Ablavi, habitante de Afomonou et personne à mobilité réduite vit également la même situation. « Avec mon état, quand l’eau saccage tout, il m’est impossible de sauver quoi que ce soit et je me retrouve rapidement dedans. Si l’épreuve d’inondation est déjà assez difficile pour les personnes valides, imaginez un peu ce que nous pouvons vivre avec notre situation d’handicap », déplore cette agricultrice.
Les personnes handicapées négligées
Si tous les gens sont concernés par les Changements climatiques, ils ne sont cependant pas égaux face à leurs impacts. Dans le village de Afomonou par exemple, la plupart des personnes en situation de handicap indiquent n’avoir aucune connaissance des phénomènes climatiques actuelles, et encore moins des mesures à prendre en cas de sinistre.
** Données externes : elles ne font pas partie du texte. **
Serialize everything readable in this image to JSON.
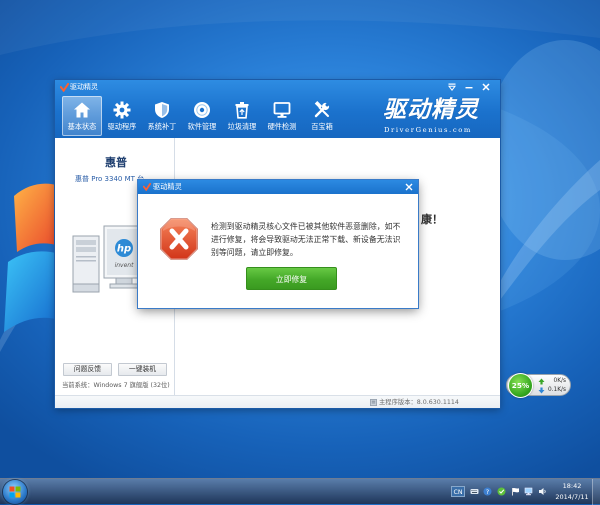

Et pourtant, de nombreuses actions de sensibilisation ont été réalisées dans ce village autour du plan communal qui met en lumière les zones à risques et prévoit les mesures à prendre en cas de sinistre. Mais à l’évidence, ces mesures ne semblent pas adaptées aux personnes en situation de handicap qui se sentent mises de côté par les pouvoirs publics.
« Les personnes comme nous ne sont généralement pas impliquées dans les actions de sensibilisation ou même dans les prises de décision sur les mesures à prendre en cas de sinistres », regrette à cet effet Amonon.
« Ce qui est déplorable, c’est que des fois, le gouvernement vient soutenir les personnes sinistrées mais nous les handicapées nous sommes totalement exclus de ses mesures d’accompagnement. Et il n’y a personne pour plaider notre cause », renchérit Ablavi.
D’après une étude publiée en décembre 2020, en matière de crise climatique, les gouvernements à travers le monde ignorent généralement les personnes en situation de handicap, en raison de la présomption sur la capacité des citoyens à adopter des comportements de résilience.
La COP 27, un sommet pour se concentrer sur les droits des handicapés
La vulnérabilité particulière des personnes handicapées aux impacts des changements climatiques est notamment reconnue par l’Accord de Paris ainsi que des résolutions du Conseil des droits de l’homme des Nations Unies.
Pourtant, les décideurs ont accordé peu d’attention jusqu’alors aux enjeux de handicap dans les efforts d’atténuation et d’adaptation climatique, rendant « invisibles » les besoins et les perspectives spécifiques des personnes handicapées.
Les prochaines négociations sur le climat de la COP27 doivent être le lieu pour les décideurs de plus se pencher sur la situation des personnes handicapées dans un contexte de changement climatique.
Un avis que M’koumfida Bagbohouna, Coordonnateur de programme de l’association Climate Justice partage. Interrogé, il indique que la crise climatique impacte de façon disproportionnée les personnes vivant avec un handicap.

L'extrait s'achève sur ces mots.